CROLLA POTERE ACQUISTO (-4,8%), CONSUMI -4,3% – Nel 2012 il potere d’acquisto delle famiglie italiane ha registrato una caduta “di intensità eccezionale” (-4,8%). Lo si legge nel rapporto Istat in cui si evidenzia che al calo del reddito disponibile (-2,2%) è corrisposta una flessione del 4,3% delle quantità di beni e servizi acquistati, la caduta più forte da inizio anni ’90.
15 MLN IN DISAGIO ECONOMICO, PER 8,6 E’ GRAVE – Sono quasi 15 milioni a fine 2012 gli individui in condizione di deprivazione o disagio economico, circa il 25% della popolazione (40% al Sud). E’ quanto emerge dal rapporto Istat, in cui si sottolinea che in grave disagio sono invece 8,6 milioni di persone, cioé il 14,3%, con un’incidenza più che raddoppiata in 2 anni (6,9% nel 2010).

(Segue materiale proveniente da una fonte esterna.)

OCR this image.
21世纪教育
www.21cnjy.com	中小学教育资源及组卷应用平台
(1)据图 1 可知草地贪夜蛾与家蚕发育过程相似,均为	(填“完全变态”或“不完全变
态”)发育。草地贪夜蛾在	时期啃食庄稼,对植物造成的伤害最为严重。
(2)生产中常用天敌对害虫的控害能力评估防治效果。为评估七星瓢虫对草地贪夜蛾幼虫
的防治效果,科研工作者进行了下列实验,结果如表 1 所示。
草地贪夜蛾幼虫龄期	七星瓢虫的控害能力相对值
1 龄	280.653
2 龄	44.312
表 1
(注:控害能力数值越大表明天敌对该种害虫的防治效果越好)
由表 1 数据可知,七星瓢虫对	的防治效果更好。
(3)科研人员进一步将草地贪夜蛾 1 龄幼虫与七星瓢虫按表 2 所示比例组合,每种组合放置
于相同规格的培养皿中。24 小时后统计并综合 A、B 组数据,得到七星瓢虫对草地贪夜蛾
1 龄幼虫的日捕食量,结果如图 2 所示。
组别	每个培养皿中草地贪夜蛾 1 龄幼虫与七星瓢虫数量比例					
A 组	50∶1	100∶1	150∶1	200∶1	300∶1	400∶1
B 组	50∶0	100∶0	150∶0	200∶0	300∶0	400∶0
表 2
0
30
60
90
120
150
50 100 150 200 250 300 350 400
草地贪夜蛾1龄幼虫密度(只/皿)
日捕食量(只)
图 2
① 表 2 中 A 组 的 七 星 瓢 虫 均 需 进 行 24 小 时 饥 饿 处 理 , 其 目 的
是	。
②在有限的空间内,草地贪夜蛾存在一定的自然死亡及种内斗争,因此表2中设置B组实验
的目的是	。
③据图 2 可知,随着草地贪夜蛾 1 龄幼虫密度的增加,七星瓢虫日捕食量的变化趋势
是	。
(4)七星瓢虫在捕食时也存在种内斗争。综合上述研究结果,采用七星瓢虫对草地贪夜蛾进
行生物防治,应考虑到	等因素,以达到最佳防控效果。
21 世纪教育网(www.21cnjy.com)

GIU’ SPESA CIBO, 62% FAMIGLIE RIDUCE QUANTITA’-QUALITA’ – Le famiglie italiane che, tra il 2011 e il 2012, hanno ridotto la qualità o la quantità degli alimentari acquistati, è aumentata dal 53,6% al 62,3% e nel Mezzogiorno arriva a superare il 70%. Si tratta, si legge nel rapporto Istat, soprattutto di famiglie che diminuiscono la quantità (34,9% nel Nord e 44,1% nel Mezzogiorno), ma una percentuale non trascurabile, e in deciso aumento, è anche quella di chi, oltre a diminuire la quantità, riduce anche la qualità dei prodotti acquistati.

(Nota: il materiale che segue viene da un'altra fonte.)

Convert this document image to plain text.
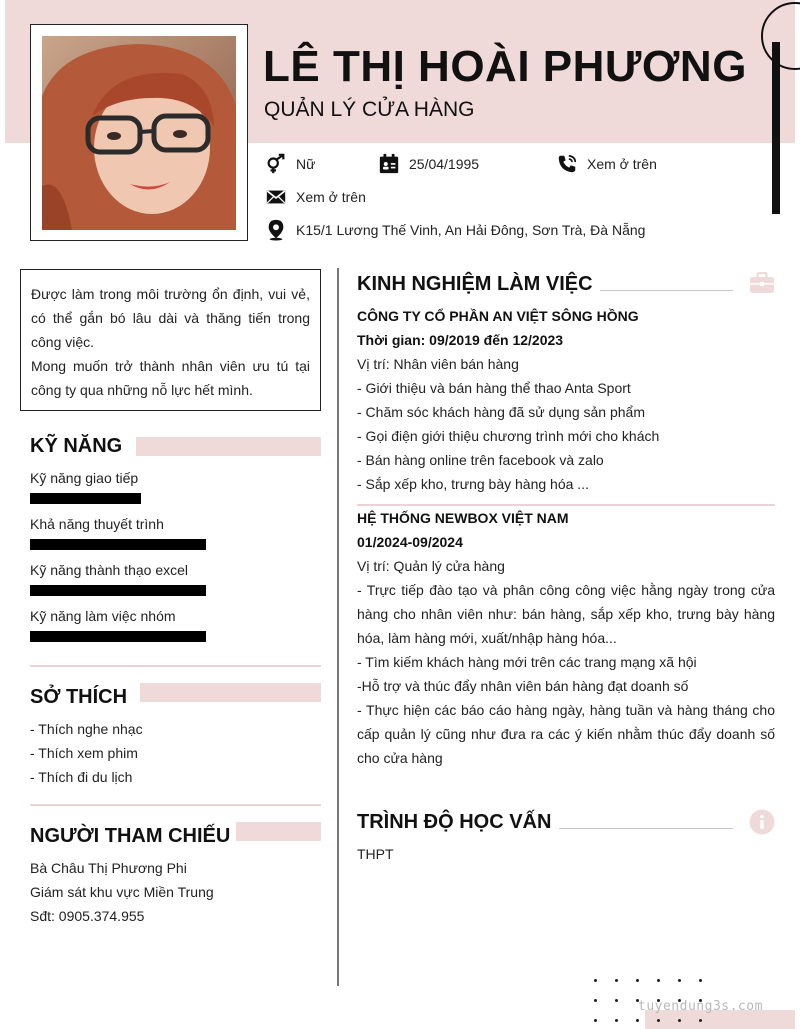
LÊ THỊ HOÀI PHƯƠNG
QUẢN LÝ CỬA HÀNG
Nữ	25/04/1995	Xem ở trên
Xem ở trên
K15/1 Lương Thế Vinh, An Hải Đông, Sơn Trà, Đà Nẵng

Được làm trong môi trường ổn định, vui vẻ, có thể gắn bó lâu dài và thăng tiến trong công việc.

Mong muốn trở thành nhân viên ưu tú tại công ty qua những nỗ lực hết mình.

KỸ NĂNG
Kỹ năng giao tiếp
Khả năng thuyết trình
Kỹ năng thành thạo excel
Kỹ năng làm việc nhóm
SỞ THÍCH
- Thích nghe nhạc
- Thích xem phim
- Thích đi du lịch
NGƯỜI THAM CHIẾU
Bà Châu Thị Phương Phi
Giám sát khu vực Miền Trung
Sđt: 0905.374.955
KINH NGHIỆM LÀM VIỆC
CÔNG TY CỔ PHẦN AN VIỆT SÔNG HỒNG
Thời gian: 09/2019 đến 12/2023
Vị trí: Nhân viên bán hàng
- Giới thiệu và bán hàng thể thao Anta Sport
- Chăm sóc khách hàng đã sử dụng sản phẩm
- Gọi điện giới thiệu chương trình mới cho khách
- Bán hàng online trên facebook và zalo
- Sắp xếp kho, trưng bày hàng hóa ...
HỆ THỐNG NEWBOX VIỆT NAM
01/2024-09/2024
Vị trí: Quản lý cửa hàng
- Trực tiếp đào tạo và phân công công việc hằng ngày trong cửa hàng cho nhân viên như: bán hàng, sắp xếp kho, trưng bày hàng hóa, làm hàng mới, xuất/nhập hàng hóa...
- Tìm kiếm khách hàng mới trên các trang mạng xã hội
-Hỗ trợ và thúc đẩy nhân viên bán hàng đạt doanh số
- Thực hiện các báo cáo hàng ngày, hàng tuần và hàng tháng cho cấp quản lý cũng như đưa ra các ý kiến nhằm thúc đẩy doanh số cho cửa hàng
TRÌNH ĐỘ HỌC VẤN
THPT
tuyendung3s.com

PROPENSIONE AL RISPARMIO TRA PIU’ BASSE EUROPA – Nel 2012 la propensione al risparmio delle famiglie italiane si è attestata su livelli sensibilmente inferiori rispetto alle famiglie tedesche e francesi, avvicinandosi a quella del Regno Unito, tradizionalmente la più bassa d’Europa. Lo scrive l’Istat nel rapporto annuale, spiegando che lo scorso anno la propensione è scesa all’8,2%, ovvero 0,5 punti percentuali in meno del 2011 e 4 punti percentuali in meno rispetto al 2008.(ANSA)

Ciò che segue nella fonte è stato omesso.